Kamar ini memang nggak seram. Gue pun merasa nyaman berada di kamar ini. Gue
bahkan mulai berpindah posisi tidur. Yang tadinya gue tidur menghadap ke arah
tiang penyangga. Sekarang gue memindahkan kepala gue 180 derajat ke dekat tiang
penyangga itu. Jadi jarak kepala gue dan tiang penyangga kira-kira 3 langkah
jauhnya. Gue kembali terlelap. Tapi kali ini berbeda, gue merasa ada sesuatu di
bawah selimut gue. Sesuatu yang sangat besar. Dia keluar. Gue melihat sosoknya.
Tubuhnya sangat besar. Dia terlihat sangat marah. Anehnya, gue nggak bisa
melihat wajahnya dengan jelas. Dia menindih tubuh gue. Gue nggak bisa bernapas.

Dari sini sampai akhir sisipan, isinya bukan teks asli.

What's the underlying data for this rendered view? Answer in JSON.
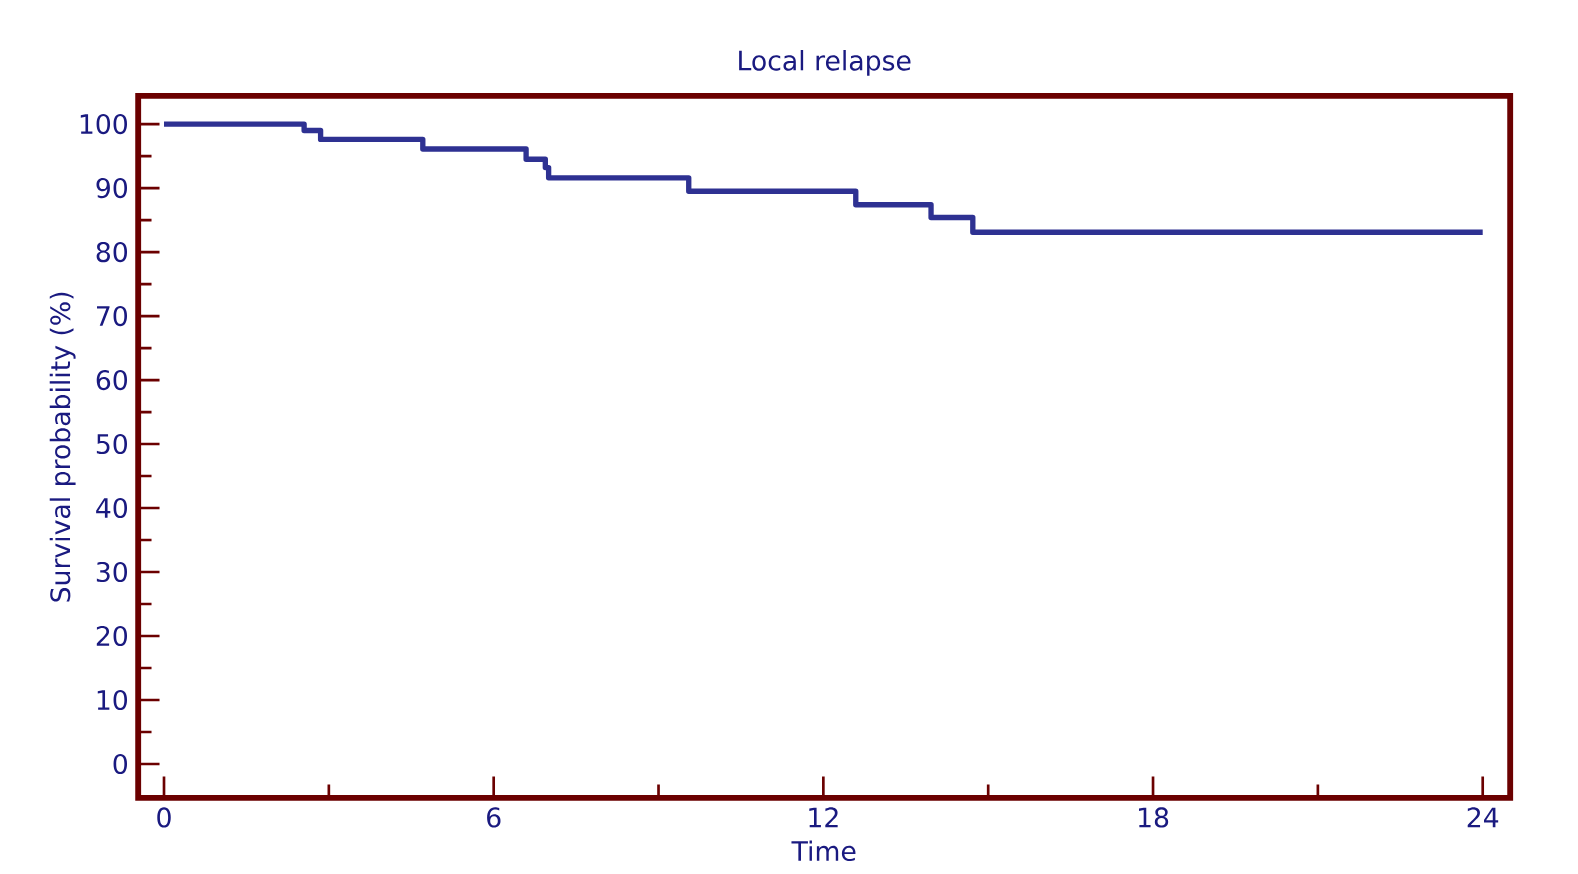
{
  "chart_data": {
    "type": "step",
    "title": "Local relapse",
    "xlabel": "Time",
    "ylabel": "Survival probability (%)",
    "x": [
      0,
      2.55,
      2.85,
      4.71,
      6.59,
      6.94,
      7.0,
      9.55,
      12.59,
      13.96,
      14.72,
      24
    ],
    "values": [
      100,
      99.0,
      97.6,
      96.1,
      94.5,
      93.2,
      91.6,
      89.5,
      87.4,
      85.4,
      83.1,
      83.1
    ],
    "color": "#2e3192",
    "xlim": [
      -0.47,
      24.5
    ],
    "ylim": [
      -5.3,
      104.4
    ],
    "xticks": [
      0,
      {
        "value": 3,
        "label": null
      },
      6,
      {
        "value": 9,
        "label": null
      },
      12,
      {
        "value": 15,
        "label": null
      },
      18,
      {
        "value": 21,
        "label": null
      },
      24
    ],
    "yticks": [
      0,
      {
        "value": 5,
        "label": null
      },
      10,
      {
        "value": 15,
        "label": null
      },
      20,
      {
        "value": 25,
        "label": null
      },
      30,
      {
        "value": 35,
        "label": null
      },
      40,
      {
        "value": 45,
        "label": null
      },
      50,
      {
        "value": 55,
        "label": null
      },
      60,
      {
        "value": 65,
        "label": null
      },
      70,
      {
        "value": 75,
        "label": null
      },
      80,
      {
        "value": 85,
        "label": null
      },
      90,
      {
        "value": 95,
        "label": null
      },
      100
    ],
    "marker": "none",
    "line_style": "solid"
  }
}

Sesak sekali. "Tolong! Tolong! Siapapun ku mohon tolong aku!". Gue terus
berteriak, gue mulai menyebut dalam nama Tuhan Yesus terus menerus. Gue mencoba
untuk membebaskan diri. Rasanya sangat sesak.
“Aarggghhhhh!!!”,
gue membuka mata. Cuma mimpi! Nafas gue tersengal-sengal. Gue langsung duduk
dan membalikkan tubuh gue ke arah tiang itu. Gue ketindihan? Di Samosir? Fix,
penunggu kamar ini ngajakin gue kenalan! Gue langsung berlari menuju kamar
mandi untuk mandi dan pergi dari kamar itu.
Gue
masih memikirkan kejadian malam itu. Gue nggak tahu sejak kapan, tapi gue
memang punya kebiasaan ketindihan di tempat-tempat yang memang ada penunggunya.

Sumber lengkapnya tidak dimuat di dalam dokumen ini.